A former intelligence officer from El Salvador, sought the Immigration and Naturalization Service for being in this country illegally, turned himself in at INS headquarters here yesterday afternoon and is to be deported an INS spokesman said.

Spokesman Vernon Jervis said that Maj. Robert D'Abuisson, whose multiple-entry U.S. visa was revoked last month after the State Department deemed him a danger to the "welfare safety [and] security of the United States," apparently entered the country via a private plane landing in Key West, Fla.

Despite his listing in the INS "looking out book" of foreigners ingeligible for entry, D'Abuisson had received an immigration stamp on a passport in his own name in Key West, Jervis said INS was investigating how that happened.

He said D'Abuisson, whose apparently undiscovered presence here caused considerable embarrassment to INS and the State Department Tuesday when he gave a press conference five blocks from the Capitol, would leave for Guatelmala today after being flown to Miami last night.

D'Abuisson, who was relieved of his duties in the Salvadoran Army following a coup last October, heads a rightwing organization there called the Broad National Front.
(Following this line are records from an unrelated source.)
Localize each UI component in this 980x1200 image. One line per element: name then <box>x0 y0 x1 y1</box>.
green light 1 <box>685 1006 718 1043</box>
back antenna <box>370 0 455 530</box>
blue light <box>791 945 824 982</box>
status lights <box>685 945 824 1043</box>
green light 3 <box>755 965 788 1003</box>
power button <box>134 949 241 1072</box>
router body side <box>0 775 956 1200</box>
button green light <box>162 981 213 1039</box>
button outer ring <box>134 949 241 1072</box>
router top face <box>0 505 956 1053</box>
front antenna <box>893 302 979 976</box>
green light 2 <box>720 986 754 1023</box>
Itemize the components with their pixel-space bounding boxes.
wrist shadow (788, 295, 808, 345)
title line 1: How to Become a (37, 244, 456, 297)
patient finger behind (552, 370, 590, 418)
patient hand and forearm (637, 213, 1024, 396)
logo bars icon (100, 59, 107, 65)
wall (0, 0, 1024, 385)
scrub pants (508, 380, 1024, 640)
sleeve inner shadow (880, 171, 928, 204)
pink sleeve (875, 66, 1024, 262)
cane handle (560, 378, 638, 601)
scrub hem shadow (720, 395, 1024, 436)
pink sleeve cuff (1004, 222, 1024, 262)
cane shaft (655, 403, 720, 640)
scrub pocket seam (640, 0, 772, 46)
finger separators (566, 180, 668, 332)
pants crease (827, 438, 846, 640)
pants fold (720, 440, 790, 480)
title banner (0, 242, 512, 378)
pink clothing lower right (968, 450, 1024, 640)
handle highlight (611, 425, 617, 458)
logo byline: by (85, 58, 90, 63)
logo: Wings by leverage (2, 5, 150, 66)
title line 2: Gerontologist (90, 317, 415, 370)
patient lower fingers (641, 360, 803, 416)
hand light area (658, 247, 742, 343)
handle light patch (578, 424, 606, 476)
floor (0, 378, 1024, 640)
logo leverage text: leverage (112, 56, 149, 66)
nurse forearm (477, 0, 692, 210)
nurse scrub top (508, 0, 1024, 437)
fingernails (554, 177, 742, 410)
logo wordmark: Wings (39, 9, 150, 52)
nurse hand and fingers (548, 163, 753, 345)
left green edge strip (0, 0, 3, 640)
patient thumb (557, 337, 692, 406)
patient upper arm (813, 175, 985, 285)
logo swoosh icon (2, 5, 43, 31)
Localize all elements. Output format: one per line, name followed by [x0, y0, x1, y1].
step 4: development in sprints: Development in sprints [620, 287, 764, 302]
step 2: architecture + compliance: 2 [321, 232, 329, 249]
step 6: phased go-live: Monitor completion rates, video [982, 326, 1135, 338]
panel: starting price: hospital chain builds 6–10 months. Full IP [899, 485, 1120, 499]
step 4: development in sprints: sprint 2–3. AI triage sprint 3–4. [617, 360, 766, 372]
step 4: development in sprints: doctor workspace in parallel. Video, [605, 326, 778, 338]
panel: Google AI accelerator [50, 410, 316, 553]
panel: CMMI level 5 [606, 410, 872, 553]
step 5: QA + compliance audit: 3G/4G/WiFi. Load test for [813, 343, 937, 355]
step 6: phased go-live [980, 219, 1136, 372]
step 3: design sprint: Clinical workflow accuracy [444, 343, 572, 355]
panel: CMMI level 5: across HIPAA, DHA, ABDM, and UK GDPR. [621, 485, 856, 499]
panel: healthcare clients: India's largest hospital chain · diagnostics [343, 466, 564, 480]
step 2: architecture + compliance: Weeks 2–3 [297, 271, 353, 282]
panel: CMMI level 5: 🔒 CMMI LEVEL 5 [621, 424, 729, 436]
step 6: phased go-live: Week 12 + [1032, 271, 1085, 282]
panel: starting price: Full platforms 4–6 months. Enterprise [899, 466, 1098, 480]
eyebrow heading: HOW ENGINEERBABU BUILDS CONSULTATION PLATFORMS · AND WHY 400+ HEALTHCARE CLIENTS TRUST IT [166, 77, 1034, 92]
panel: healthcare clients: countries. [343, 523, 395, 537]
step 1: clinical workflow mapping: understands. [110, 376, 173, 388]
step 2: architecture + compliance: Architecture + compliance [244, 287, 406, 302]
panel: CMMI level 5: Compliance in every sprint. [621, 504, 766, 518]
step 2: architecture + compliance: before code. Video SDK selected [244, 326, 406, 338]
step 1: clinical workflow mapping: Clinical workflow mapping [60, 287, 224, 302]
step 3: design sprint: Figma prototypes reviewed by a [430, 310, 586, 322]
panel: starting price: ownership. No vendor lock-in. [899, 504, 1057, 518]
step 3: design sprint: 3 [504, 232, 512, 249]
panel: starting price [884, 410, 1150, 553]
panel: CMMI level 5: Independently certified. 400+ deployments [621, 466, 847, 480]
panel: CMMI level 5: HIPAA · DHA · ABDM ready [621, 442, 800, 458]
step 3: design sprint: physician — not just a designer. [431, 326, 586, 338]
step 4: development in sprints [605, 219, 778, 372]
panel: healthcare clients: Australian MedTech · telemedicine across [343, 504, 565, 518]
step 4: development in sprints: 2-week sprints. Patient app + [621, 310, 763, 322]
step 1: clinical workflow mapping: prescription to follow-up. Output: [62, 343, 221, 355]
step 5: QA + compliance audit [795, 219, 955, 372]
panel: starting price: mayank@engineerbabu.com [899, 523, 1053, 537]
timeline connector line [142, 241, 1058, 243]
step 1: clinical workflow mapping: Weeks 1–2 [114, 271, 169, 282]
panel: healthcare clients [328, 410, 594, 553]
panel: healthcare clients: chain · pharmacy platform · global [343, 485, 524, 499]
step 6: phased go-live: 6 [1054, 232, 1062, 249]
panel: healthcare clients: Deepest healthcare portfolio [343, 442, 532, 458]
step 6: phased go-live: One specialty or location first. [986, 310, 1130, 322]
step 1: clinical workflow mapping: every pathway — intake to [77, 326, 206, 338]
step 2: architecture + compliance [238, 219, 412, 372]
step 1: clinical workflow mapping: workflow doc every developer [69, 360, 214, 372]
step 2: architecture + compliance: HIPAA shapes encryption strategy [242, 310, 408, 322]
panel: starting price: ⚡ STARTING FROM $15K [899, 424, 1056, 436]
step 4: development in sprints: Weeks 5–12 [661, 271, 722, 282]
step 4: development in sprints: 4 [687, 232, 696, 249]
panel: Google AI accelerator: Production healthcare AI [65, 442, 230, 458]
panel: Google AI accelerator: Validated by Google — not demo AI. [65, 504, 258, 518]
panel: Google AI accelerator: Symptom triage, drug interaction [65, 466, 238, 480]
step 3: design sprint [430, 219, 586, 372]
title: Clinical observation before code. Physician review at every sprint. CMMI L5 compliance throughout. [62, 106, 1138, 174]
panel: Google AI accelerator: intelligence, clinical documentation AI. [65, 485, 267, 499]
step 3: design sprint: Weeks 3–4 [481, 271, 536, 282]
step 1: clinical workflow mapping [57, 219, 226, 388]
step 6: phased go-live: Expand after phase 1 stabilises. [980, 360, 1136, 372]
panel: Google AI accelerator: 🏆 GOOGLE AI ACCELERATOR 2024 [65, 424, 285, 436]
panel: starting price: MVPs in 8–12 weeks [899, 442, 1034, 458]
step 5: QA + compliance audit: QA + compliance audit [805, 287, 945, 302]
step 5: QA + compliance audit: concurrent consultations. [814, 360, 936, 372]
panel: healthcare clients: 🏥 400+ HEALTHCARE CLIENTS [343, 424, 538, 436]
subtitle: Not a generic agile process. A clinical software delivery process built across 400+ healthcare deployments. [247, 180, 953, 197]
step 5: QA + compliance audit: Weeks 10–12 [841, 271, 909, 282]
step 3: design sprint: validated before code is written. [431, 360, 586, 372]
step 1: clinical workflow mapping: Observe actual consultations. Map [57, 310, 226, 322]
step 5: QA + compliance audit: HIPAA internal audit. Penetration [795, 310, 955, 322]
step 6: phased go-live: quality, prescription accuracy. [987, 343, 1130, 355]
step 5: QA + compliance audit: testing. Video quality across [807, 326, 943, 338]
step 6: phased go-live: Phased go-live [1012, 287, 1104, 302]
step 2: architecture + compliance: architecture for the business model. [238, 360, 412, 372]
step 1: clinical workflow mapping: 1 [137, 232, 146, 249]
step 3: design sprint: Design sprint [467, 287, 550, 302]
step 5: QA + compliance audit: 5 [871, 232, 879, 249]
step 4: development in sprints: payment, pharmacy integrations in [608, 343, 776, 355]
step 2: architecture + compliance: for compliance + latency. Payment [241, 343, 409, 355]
State Department spokesman John Trattner said yesterday the front is "suspected of being associated with violent activities in El Salvador [and is] believed to have played a leading role in two attempted coups against the Salvadoran government recently.

"Members of the organization," Trattner said, "have made threatening statements publicly against U.S. officials."

D'Abuisson came to Washington to discuss with the press and members of Congress the current political upheaval in El Salvador and his organization's belief that the Carter administration is supporting a move toward communism there.

Following D'Abuisson's press conference, sponsored by the American Legion and the American Security Council Tuesday, INS, received several calls from human rights groups concerned about his apparent evasion of immigration officials.

INS was unable to apprehend D'Abuisson later Tuesday, but apparently was notified that he also had scheduled subsequent meetings with congressman and congressional committee staffs.

"We were aware of an appointment he had [on Capitol Hill] at 4 p.m." yesterday, Jervis said, and INS agents had staked out the office. D'Abuisson did not show up, and informed sources said a public relations agency handling his visit had canceled the appointment earlier, saying that "the press seems to know" his schedule and "we don't want to have him picked up and deported."

In any case, by 4 p.m. D'Abuisson and an attorney were at INS headquarters.